The following is a guest post from Ryan Gould, Vice President of Strategy and Marketing Services at Elevation Marketing. Enjoy!
Almost 20% of the working day is spent hunting down information from a fellow colleague.
You shouldn’t be. In fact, a 100-employee business spends around 17 hours every single week clarifying communication. That equates to a whopping (and almost unbelievable) $528,443 each year.
In an ideal world, this wouldn’t happen at all. Employees would communicate openly and easily with each other while keeping it professional at all times. Open communication would push projects to get finished successfully and on time, and everyone would be happy 24/7.
It might seem like a pipe dream to reach this nirvana level of communication, but there are ways you can optimize communication between your team members, particularly on a long-term project.
1. Don’t use emails
Despite employees spending a lot of time in their inboxes every day, emails are one of the worst ways to communicate on a project.
Think about it: It’s so easy for an email to slip into a spam folder, for an important person to get left off the CC list, or for someone to simply miss the thread in an already-packed inbox.
Sure, everybody uses email, so it seems like the sensible option. But companies that have highly effective communications are 3.5 times more likely to outperform their competitors, so it’s worth digging around to find a better option.
Want to learn how to kill email novels and decrease your explanatory text by 78%? Check out our communication hacks for project management processes.
2. Choose the right tools
If you’re not using email, you need to use another method to promote and manage communications between team members. For example, if your project involves team members working remotely across the globe, a regular video conference is a great way to keep everyone in the loop about progress and milestones.
In the interim, you might decide to use an instant messaging service for employees to regularly update their progress and ask important questions that need quick answers.
It’s worth taking the time to try out a number of tools until you find something that works for you and your team.
3. Focus on time management
With so many hours being lost every week to simple communication issues, focusing on time management can really work wonders.
For example, if your team is regularly sending short emails to one another to clarify quick things, set a time where they can log all their queries at the end of the day. Alternatively, schedule a meeting once a week where everyone can share their questions and give the answers needed of them.
4. Allow feedback
Feedback is so important for communication to thrive. Teams work better when they know what they’re doing right and wrong and when they can offer their own thoughts on the management of a project and everything in between.
Feedback should be constructive criticism (with constructive being the operative word here). Sending someone a note saying “fix this” when they turn in a project isn’t going to help them figure out what they need to fix.
Instead, you need to provide clear and detailed feedback.
You can also take this one step further and share the feedback with the team at large so that everyone can learn from it.
5. Create a process
Processes are everything when it comes to business and running projects.
Without them, projects can feel a bit scattered and overwhelming.
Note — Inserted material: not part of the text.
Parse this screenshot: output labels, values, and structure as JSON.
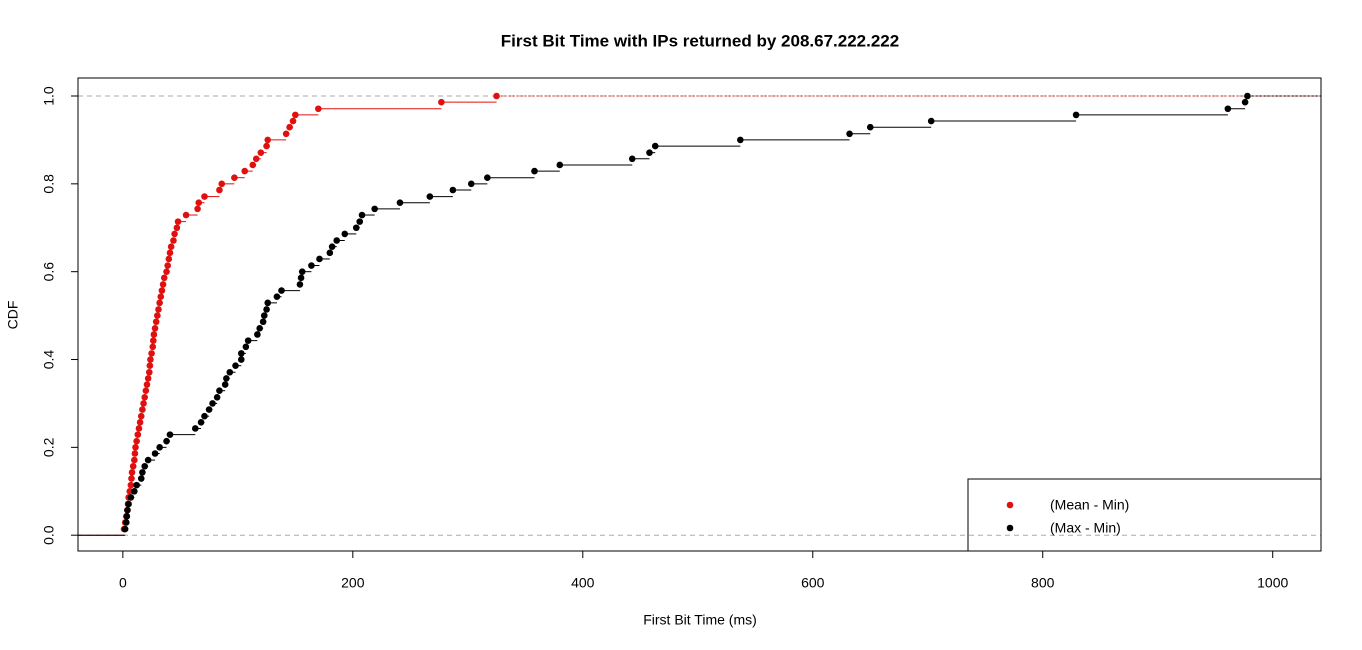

Again, it’s important to figure out a process that works for you and your team—and this usually takes a certain amount of trial and error.
Successful teams are made up of team members who are purposeful with their actions and who work systematically and strategically, which often means that they log their processes and analyze the results of what they’ve done so far.
You can use a platform like Lucidchart to map out your processes so all team members can see the next steps they need to take both individually and collectively. Visuals give the whole team an overview of the bigger picture so everyone can see who’s working towards what and when. As a result, this will eliminate much of the back and forth of asking questions and chasing down colleagues.
6. Nurture a collaborative environment
Putting processes in place, adopting the right tools, and providing feedback are all important if you want your project to progress smoothly and successfully. But, when it comes to creating communication that works for your team, you have to start by creating an environment that makes your employees want to communicate with each other.
And communicating about projects shouldn’t just be limited to designated meetings and messenger channels.
Instead, you can use staff downtime to nurture the communication vibe and warm your team up to sharing their thoughts on a project. In fact, a Harvard Business Review report showed that improving communication on set coffee breaks accounted for more than 50% of positive changes in communication patterns.
Creating a collaborative environment may be difficult if it’s your first time doing so. Thankfully, you can bring in an outside expert, such as Elevation Marketing, to help you build a communication strategy that works best for your team.
Start small, dream big
Optimizing team communication won’t happen overnight. It actually takes time to introduce employees to the idea of sharing their ideas and feedback, but taking it one step at a time will help you move in the right direction.
Creating processes, choosing the right tools, and encouraging constructive feedback all go a long way in ensuring that your long-term projects run without a hitch.